The gradual emergence of natural capital as a real assets investment segment is gathering pace as institutional investors shift from mere policy disclosures to direct capital deployment. This transition is evidenced by recent fund-level transactions and a growing trend among UK institutions to integrate nature-based strategies into core portfolios.

Investors are increasingly drawn to long-term ecosystem service revenues, with momentum further accelerated by tightening regulatory oversight of nature-related financial risks.UK insurer Admiral followed suit and comnitted to investing in Finance Earth’s Big Nature Impact Fund, which targets woodland, peatland and habitat restoration.

The fund combines public and private capital and is structured to generate returns through carbon credits and biodiversity-linked revenue streams. The vehicle is positioned within a broader effort to scale investment-grade nature restoration assets across land-use markets in the UK.

Peetland, Forest

Source: Pexels

Earlier in June, Société Générale announced a €100m anchor investment in Ardian’s Averrhoa Nature-Based Solutions fund and confirmed it will also provide structuring and advisory support for the strategy. The bank stated that nature-based solutions require long-term investment frameworks and institutional structuring to scale.

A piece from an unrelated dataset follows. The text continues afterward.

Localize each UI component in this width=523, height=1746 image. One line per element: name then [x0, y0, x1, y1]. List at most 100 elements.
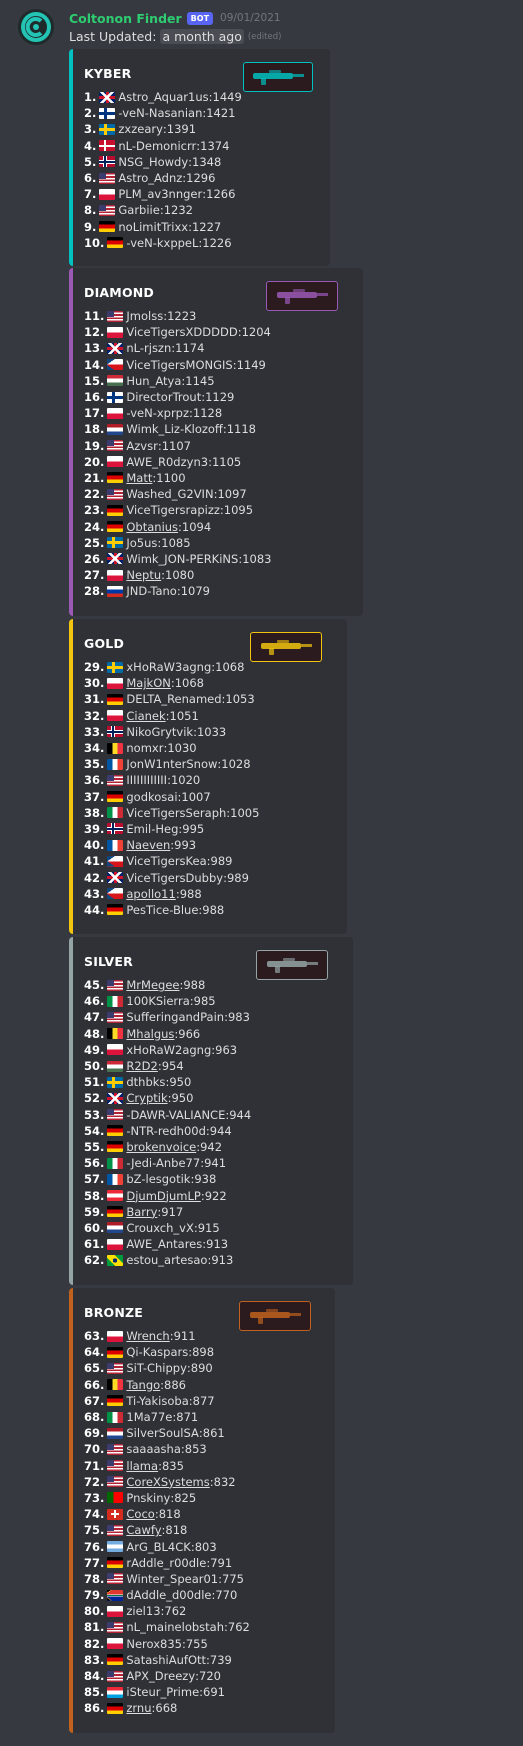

This followed the European Investment Bank committing €50m to Ardian’s Nature-Based Solutions strategy as part of a broader €100m first-close supported by development finance institutions including Proparco and British International Investment. The EIB stated that the investment is intended to mobilise private capital into reforestation and ecosystem restoration projects.

Proparco confirmed its participation in the strategy as part of its natural capital investment activity, with a focus on afforestation, reforestation and mangrove restoration projects with climate and biodiversity outcomes.

These transactions align with themes in IPE Real Assets’ feature ‘Natural capital comes of age’, which examined the development of investment structures targeting biodiversity, ecosystem restoration and land-use change as investable strategies alongside infrastructure and real estate, alongside the gradual emergence of standardised frameworks for assessing nature-related performance and risk.

This activity reflects continued participation from development finance institutions, commercial banks and institutional investors in nature-based investment vehicles structured around ecosystem restoration and carbon sequestration, with capital increasingly deployed through fund structures and blended finance arrangements.